By CHARLES OMONDI in Johannesburg

on  Saturday, April 25  2009 at  13:46
Sudan's President Omar Hassan al-Bashir. Photo/REUTERS

Since the International Criminal Court (ICC) issued a warrant of arrest for President Hassan Omar al-Bashir last month, the Sudanese President has taken to strutting around Africa and the Middle East dismissing the order as inconsequential and not being worth the paper it is written on.

The inauguration of Jacob Zuma as the next South African president on May 9, however, will present President Bashir with the first major test of just how far he can go in dismissing the ICC order.

President Bashir risks arrest should he attend the ceremony that will be held at the Union Buildings in Tshwane (Pretoria).

That is because he is considered a fugitive from the ICC, accused of war crimes and crimes against humanity in his country’s Darfur region.

South Africa is a signatory to the Rome Statute of the ICC, and is therefore under obligation to facilitate, whenever possible, the arrest of fugitives and handing over of such persons to the court at the Hague in the Netherlands for trial.

South Africa, like most other African countries, was opposed to the idea of indicting President Bashir.

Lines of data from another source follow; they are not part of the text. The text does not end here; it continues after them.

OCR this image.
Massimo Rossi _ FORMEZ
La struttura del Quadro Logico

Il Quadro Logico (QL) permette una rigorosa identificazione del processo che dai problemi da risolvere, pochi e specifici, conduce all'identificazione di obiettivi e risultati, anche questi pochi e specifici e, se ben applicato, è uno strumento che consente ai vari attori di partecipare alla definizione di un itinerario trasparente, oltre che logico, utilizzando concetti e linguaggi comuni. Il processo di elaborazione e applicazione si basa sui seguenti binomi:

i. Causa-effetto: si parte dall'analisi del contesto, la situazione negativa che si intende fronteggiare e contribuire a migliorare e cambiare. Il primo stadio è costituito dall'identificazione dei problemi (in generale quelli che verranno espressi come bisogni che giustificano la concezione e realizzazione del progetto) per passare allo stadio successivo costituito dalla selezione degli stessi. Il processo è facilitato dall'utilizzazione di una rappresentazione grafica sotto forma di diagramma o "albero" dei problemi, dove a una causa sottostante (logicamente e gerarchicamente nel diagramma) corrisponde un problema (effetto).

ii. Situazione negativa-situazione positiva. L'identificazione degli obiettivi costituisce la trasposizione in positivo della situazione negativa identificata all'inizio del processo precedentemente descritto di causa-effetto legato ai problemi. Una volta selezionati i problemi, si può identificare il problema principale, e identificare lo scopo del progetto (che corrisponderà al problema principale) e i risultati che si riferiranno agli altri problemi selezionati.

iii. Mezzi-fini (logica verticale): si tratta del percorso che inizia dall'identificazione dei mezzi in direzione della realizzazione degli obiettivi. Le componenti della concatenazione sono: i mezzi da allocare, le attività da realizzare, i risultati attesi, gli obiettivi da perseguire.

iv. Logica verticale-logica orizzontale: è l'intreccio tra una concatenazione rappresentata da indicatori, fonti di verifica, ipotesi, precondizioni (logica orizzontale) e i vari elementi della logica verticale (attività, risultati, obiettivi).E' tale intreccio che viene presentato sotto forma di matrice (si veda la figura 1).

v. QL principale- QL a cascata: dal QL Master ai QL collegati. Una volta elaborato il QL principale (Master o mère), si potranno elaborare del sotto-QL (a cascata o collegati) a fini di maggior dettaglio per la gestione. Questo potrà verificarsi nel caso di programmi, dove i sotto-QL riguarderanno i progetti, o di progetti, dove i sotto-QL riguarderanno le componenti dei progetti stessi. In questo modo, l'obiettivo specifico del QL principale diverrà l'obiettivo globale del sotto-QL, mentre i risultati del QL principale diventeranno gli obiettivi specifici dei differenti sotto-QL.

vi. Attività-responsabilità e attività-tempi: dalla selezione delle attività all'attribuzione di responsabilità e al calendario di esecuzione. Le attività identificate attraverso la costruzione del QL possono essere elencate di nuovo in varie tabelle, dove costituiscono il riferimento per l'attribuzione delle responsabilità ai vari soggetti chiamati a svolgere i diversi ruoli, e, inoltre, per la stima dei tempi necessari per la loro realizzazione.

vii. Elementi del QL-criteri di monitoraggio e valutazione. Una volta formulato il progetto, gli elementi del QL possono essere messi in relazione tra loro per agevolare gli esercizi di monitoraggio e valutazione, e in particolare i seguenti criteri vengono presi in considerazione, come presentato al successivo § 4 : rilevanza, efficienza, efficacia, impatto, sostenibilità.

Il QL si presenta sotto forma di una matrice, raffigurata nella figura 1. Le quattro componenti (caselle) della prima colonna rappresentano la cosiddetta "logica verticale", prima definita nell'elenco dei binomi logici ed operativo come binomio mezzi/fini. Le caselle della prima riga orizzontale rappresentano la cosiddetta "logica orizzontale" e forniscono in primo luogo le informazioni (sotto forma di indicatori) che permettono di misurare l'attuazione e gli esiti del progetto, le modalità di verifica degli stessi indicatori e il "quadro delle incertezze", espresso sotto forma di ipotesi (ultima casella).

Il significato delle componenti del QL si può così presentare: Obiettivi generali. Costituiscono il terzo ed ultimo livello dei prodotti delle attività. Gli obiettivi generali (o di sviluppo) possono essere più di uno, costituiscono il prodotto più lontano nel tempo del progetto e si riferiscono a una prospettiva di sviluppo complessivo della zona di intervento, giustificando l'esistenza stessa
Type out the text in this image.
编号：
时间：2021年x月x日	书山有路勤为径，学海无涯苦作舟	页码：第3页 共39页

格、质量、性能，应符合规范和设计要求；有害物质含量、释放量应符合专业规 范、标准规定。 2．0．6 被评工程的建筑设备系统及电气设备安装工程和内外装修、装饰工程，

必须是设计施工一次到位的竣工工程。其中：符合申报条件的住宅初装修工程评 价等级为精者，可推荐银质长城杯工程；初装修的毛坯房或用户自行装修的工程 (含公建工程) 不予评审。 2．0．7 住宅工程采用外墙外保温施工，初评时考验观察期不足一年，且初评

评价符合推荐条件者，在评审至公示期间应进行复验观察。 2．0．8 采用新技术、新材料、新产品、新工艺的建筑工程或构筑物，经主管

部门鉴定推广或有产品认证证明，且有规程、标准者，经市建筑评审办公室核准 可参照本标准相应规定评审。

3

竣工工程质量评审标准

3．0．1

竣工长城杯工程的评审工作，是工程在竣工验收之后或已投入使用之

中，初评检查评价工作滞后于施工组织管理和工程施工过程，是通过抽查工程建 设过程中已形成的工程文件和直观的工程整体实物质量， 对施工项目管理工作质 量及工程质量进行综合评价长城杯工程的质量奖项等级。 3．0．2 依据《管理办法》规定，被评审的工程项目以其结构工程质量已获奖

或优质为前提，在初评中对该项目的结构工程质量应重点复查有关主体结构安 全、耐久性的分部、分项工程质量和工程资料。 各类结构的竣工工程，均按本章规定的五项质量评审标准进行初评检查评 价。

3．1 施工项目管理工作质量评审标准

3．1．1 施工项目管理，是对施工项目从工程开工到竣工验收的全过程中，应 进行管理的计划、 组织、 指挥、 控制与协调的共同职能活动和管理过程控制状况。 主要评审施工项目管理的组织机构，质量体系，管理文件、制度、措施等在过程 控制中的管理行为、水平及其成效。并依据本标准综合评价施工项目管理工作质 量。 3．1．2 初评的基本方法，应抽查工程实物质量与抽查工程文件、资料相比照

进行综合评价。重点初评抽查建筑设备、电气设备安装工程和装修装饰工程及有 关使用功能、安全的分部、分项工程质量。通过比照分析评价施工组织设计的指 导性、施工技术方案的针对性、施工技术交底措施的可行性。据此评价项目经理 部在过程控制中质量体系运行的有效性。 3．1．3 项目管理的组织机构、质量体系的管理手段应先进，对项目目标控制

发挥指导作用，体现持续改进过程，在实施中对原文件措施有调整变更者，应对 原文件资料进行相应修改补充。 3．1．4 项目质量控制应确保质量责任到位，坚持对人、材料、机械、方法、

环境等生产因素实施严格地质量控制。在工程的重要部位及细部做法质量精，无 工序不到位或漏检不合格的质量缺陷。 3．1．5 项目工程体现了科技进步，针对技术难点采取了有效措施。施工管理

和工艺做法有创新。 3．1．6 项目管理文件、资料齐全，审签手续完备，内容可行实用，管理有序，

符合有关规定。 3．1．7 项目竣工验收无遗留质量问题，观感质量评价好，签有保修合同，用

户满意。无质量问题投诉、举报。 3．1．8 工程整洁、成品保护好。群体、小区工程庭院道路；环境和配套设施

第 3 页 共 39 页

But The Star daily on Friday quoted an unnamed government official as saying “it would be obliged as a signatory of the Rome Statute to arrest and surrender Al-Bashir’’ to the ICC.

Some of the countries the Sudanese leader has visited since the warrant of his arrest was issued are Qatar, Saudi Arabia, Libya, Egypt and Libya.

In Sudan, President Bashir has attended several rallies condemning the ICC action and vowed never to be cowed by its order. President Bashir has also since ordered some 13 international NGOs out of Sudan for allegedly feeding the ICC with information that led to his indictment.